Is this the best the Labour Party can do, especially when they have a Minister of State at the responsible Department who would claim to be particularly committed to the rights of women? I am reluctant to comment further on the political performance of the Minister of State, Deputy Joan Burton, in this area because, almost alone of the 30 Ministers in the House, she seems to take any criticism of her lamentable political performance as some kind of personal comment, gives interviews and writes letters to the papers complaining about members of the Opposition doing their job in exposing this kind of injustice. She takes it as an attack on women, an attack on her; she has not yet learned the adversarial system that obtains in this House. Since I am a considerable admirer of the woman as a woman, I regret that I cannot deal with her as firmly as I would like. It is a lamentable record that, as a Labour Minister in Government, with this particular brief, and professing a commitment to equality for women, she has sat beside the Minister for Social Welfare, Dr. Woods, since she came into office, yet nothing, but nothing has happened on this issue. We still encounter the same obstacles to basic information to which we are entitled and the women affected are still being obliged to resort to legal action to prosecute their case.

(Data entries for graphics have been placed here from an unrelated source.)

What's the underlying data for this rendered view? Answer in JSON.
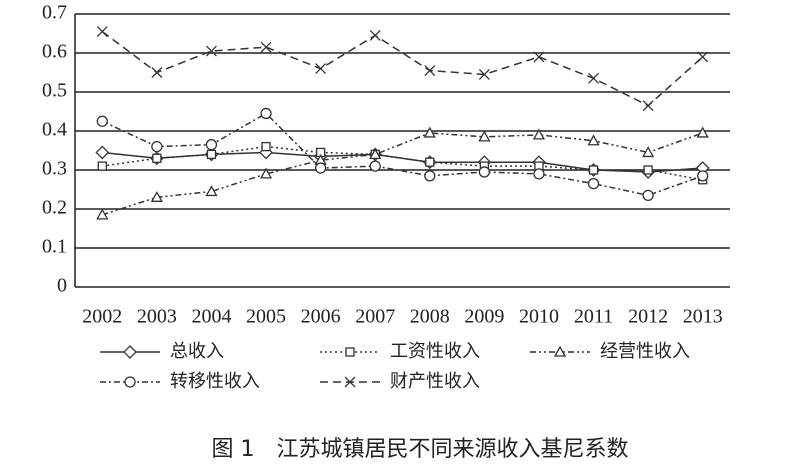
{
  "chart_data": {
    "type": "line",
    "title": "图 1　江苏城镇居民不同来源收入基尼系数",
    "categories": [
      "2002",
      "2003",
      "2004",
      "2005",
      "2006",
      "2007",
      "2008",
      "2009",
      "2010",
      "2011",
      "2012",
      "2013"
    ],
    "series": [
      {
        "name": "总收入",
        "color": "#333333",
        "values": [
          0.345,
          0.33,
          0.34,
          0.345,
          0.335,
          0.34,
          0.32,
          0.32,
          0.32,
          0.3,
          0.295,
          0.305
        ]
      },
      {
        "name": "工资性收入",
        "color": "#333333",
        "values": [
          0.31,
          0.33,
          0.34,
          0.36,
          0.345,
          0.34,
          0.32,
          0.31,
          0.31,
          0.3,
          0.3,
          0.275
        ]
      },
      {
        "name": "经营性收入",
        "color": "#333333",
        "values": [
          0.185,
          0.23,
          0.245,
          0.29,
          0.325,
          0.34,
          0.395,
          0.385,
          0.39,
          0.375,
          0.345,
          0.395
        ]
      },
      {
        "name": "转移性收入",
        "color": "#333333",
        "values": [
          0.425,
          0.36,
          0.365,
          0.445,
          0.305,
          0.31,
          0.285,
          0.295,
          0.29,
          0.265,
          0.235,
          0.285
        ]
      },
      {
        "name": "财产性收入",
        "color": "#333333",
        "values": [
          0.655,
          0.55,
          0.605,
          0.615,
          0.56,
          0.645,
          0.555,
          0.545,
          0.59,
          0.535,
          0.465,
          0.59
        ]
      }
    ],
    "ylim": [
      0,
      0.7
    ],
    "yticks": [
      0,
      0.1,
      0.2,
      0.3,
      0.4,
      0.5,
      0.6,
      0.7
    ],
    "grid": true
  }
}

It is necessary to inquire why there is such a deafening silence from the Labour backbenches on this issue. Various Labour backbenchers with whom I have had the privilege of appearing in radio broadcasts or whatever tell their constituents and the country at large about the new committee system we have in the Dáil, about how hard they work at it, but always they have been in scant evidence at any of the committees on which I have served. On an issue like this that affects women in their constituencies one would expect them to be in the House, to offer tacit support if they feel they cannot stand up and say that they are defending these women. Yet what we get is deafening silence, no sign of the Labour Party at all in the House this evening on an issue that affects tens of thousands of women. Is it just that they do not care, or are they embarrassed by the role of their colleague, the Minister of State, Deputy Joan Burton, in failing to make any attempt to resolve this saga which continues for perhaps up to 75,000 women?

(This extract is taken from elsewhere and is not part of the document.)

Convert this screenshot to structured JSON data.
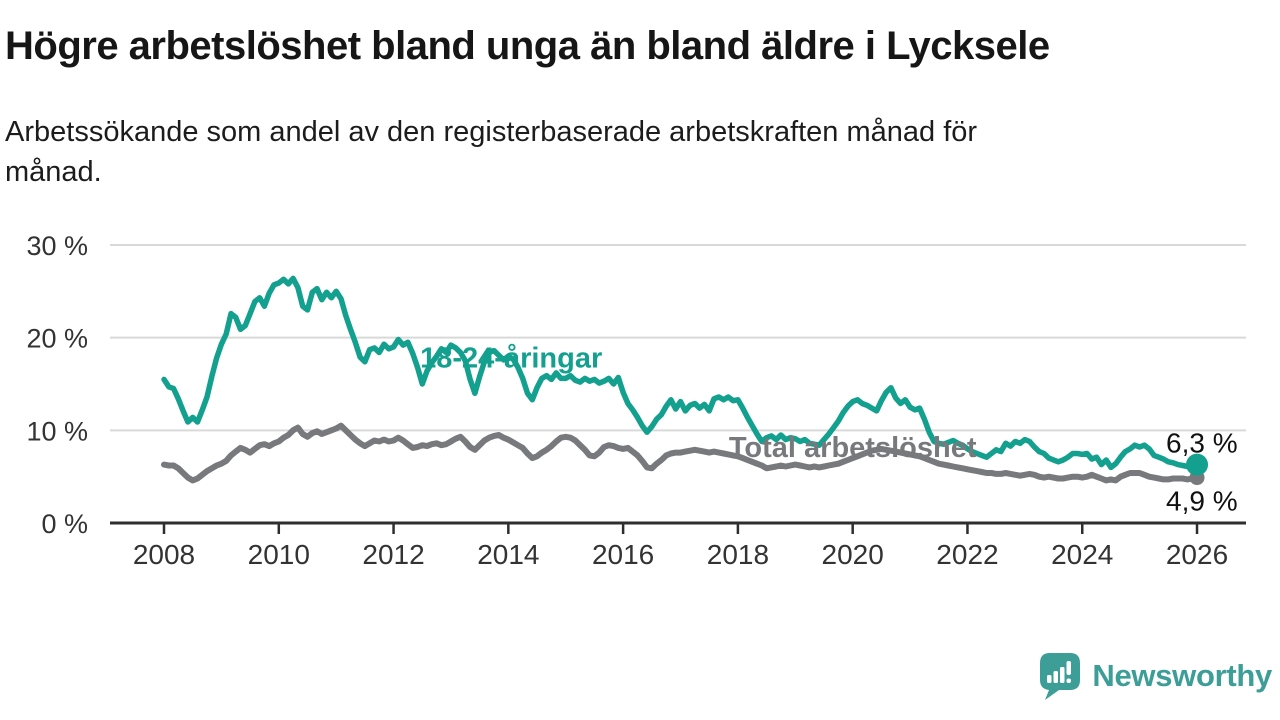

Even at this late stage the Government should do the decent thing. No more women should be forced to resort to the courts to secure justice. The Government should do what it should have done after the judgment of the European Court in March 1991. It should take steps to notify all those married women — I presume that the Department has already identified those eligible — and inform them of their entitlements and set about the phased payment of the moneys due to them.
If it is acceptable to the House, I should like to share my time with Deputy De Rossa.